Adam Simpson, Chief Executive Officer of Icosavax, said in a October 3, 2019, press release, “This support allowed us to assemble a world-class team and to help translate the scientific insights from IPD into IVX-121, our lead candidate for RSV and the application of our Virus-Like Particles (VLP) technology to a whole class of vaccine targets with significant unmet medical needs.”

VLPs enable high-density, multivalent display of antigens in a manner that closely resembles viruses, with an important difference. VLPs contain no genetic material, so they are non-infectious and can provide a safer alternative to live-attenuated or inactivated vaccines. 

Naturally occurring VLPs have delivered successful vaccines, including Gardasil, Cervarix, Engerix-B, and Recombivax HB.

However, VLPs have been difficult to use for the display of complex heterologous antigens, like in the case of RSV.

VLPs are known to induce superior immunological responses compared to traditional soluble antigens, eliciting protective immune responses while reducing the need for strong adjuvants, which in some instances have been associated with side effects.

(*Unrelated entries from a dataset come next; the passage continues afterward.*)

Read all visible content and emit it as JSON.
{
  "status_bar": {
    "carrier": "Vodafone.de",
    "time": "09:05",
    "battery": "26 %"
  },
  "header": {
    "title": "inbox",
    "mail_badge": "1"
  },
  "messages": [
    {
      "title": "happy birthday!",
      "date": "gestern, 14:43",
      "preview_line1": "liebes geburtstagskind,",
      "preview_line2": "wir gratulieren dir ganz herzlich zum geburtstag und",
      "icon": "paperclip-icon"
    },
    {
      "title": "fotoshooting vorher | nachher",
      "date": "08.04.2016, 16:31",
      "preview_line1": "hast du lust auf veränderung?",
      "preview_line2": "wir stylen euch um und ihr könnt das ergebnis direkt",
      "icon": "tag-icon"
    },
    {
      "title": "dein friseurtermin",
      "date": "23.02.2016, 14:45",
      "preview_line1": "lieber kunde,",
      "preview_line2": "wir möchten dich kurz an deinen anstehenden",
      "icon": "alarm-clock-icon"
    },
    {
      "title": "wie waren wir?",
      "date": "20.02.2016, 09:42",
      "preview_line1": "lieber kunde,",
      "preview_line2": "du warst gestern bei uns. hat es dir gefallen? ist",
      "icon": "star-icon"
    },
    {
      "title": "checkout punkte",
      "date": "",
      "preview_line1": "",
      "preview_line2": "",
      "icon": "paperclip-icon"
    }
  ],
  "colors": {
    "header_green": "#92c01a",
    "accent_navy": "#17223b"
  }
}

“Icosavax’s vaccine technology solves the problem of constructing and manufacturing VLPs displaying complex antigens by utilizing computationally designed proteins that separate the folding of individual protein subunits from the assembly of the final macromolecular structure,” said Icosavax co-founder Neil King, Ph.D.

“The individual proteins are expressed and purified using traditional recombinant technologies, and then self-assemble into VLPs when mixed together.”

Icosavax’s in-licensed computationally designed VLP technology is a product of the IPD’s Translational Investigator Program, which enables entrepreneurial researchers to turn their first working versions of designed proteins into commercially viable assets. 

The license to this technology was negotiated with CoMotion at the University of Washington, UW’s collaborative innovation hub.

Recent RSV vaccine news

Symptoms of RSV infection typically resemble those of a cold. But the infection leads to more than 57,000 hospitalizations a year of children age 5 or younger, according to the Centers for Disease Control and Prevention (CDC). 

An additional 177,000 older adults are hospitalized annually with RSV infection, which kills about 17,000 of them, the CDC says.

Icosavax was founded on breakthrough computationally designed virus-like particle technology, exclusively licensed for a variety of infectious disease indications from the Institute for Protein Design at the University of Washington.